I have not seen concretely your metric, but something similar is used to analyze extrema of Gaussian random fields. A very useful notion is entropy with respect to the following metric: $d(s,t)=(\mathbf{E}(X_t-X_s)^2)^{1/2}$. I think, such metrics were introduced by Dudley, but I may be mistaken. I am sure this is written in many books and papers. A minute of googling gave me http://cims.nyu.edu/~zeitouni/notesGauss.pdf, where this metric is introduced on p.18.
Your independence assumption makes this metric not so useful though, it seems, and the following computation may be more elucidating for your problem:
$$
E|X-Y|= E\int_R (1_{X\le x}-1_{Y\le x})^2 dx = \int_R E(1_{X\le x}+1_{Y\le x}-21_{X\le x}1_{Y\le x})dx
=\int_R (P\{X\le x\}+P\{Y\le x\}-2P\{X\le x\}P\{Y\le x\})dx
=\int_R ((P\{X\le x\}-P^2\{X\le x\})+(P\{Y\le x\}-P^2\{Y\le x\})+(P\{X\le x\}-P\{Y\le x\})^2)dx
=\int_R F_X(x)(1-F_X(x)) dx +\int_R F_Y(x)(1-F_Y(x)) dx + \int_R(F_X(x)-F_Y(x))^2dx
$$
The first term on the right-hand side depends only on $F_X$, the distribution of $X$, the second one depends only on $F_Y$, the distribution of $Y$,
and the last one is the square of $L^2$ distance between the distribution functions of $X$ and $Y$.
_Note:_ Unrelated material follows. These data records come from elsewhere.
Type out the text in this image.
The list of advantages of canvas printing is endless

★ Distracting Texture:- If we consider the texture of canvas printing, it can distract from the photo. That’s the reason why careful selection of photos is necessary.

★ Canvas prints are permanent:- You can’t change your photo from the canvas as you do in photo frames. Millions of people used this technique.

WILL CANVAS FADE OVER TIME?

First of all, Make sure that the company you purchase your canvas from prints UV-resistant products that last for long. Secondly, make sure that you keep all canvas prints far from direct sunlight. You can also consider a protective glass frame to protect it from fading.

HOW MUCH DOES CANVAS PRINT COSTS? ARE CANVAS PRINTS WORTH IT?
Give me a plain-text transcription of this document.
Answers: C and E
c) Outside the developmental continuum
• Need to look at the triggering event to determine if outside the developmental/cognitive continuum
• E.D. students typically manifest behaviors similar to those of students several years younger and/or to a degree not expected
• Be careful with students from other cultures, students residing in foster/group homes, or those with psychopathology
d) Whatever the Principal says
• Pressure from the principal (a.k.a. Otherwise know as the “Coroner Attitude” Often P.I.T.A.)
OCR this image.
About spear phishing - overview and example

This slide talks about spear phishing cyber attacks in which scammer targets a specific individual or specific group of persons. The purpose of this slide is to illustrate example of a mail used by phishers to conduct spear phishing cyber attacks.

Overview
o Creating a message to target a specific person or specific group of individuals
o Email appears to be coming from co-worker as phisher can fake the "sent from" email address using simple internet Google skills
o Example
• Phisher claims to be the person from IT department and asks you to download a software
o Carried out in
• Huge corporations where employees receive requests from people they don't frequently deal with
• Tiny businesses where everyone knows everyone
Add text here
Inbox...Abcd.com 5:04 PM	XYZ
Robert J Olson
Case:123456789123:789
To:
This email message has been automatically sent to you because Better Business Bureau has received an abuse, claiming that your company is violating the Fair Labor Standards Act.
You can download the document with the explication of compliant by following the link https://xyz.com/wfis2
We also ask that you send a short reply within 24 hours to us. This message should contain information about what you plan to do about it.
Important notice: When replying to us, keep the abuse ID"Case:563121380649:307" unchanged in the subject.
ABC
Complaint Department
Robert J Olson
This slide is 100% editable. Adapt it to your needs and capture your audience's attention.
So the distance you want to consider is, in fact, a kind of $L^2$ distance on distributions with a little bit of what is called the "nugget
effect" in geostatistics, where they often consider random fields $X_t$ such that $E(X_s-X_t)^2$ does not converge to zero as $s\to t$. This
occurs naturally if $X_t=Y_t+Z_t$, where $Y_t$ is a very nice smooth process, and $Z_t$ has zero correlation range, i.e., $cov(Z_t,Z_s)=0$ for $t\ne s$.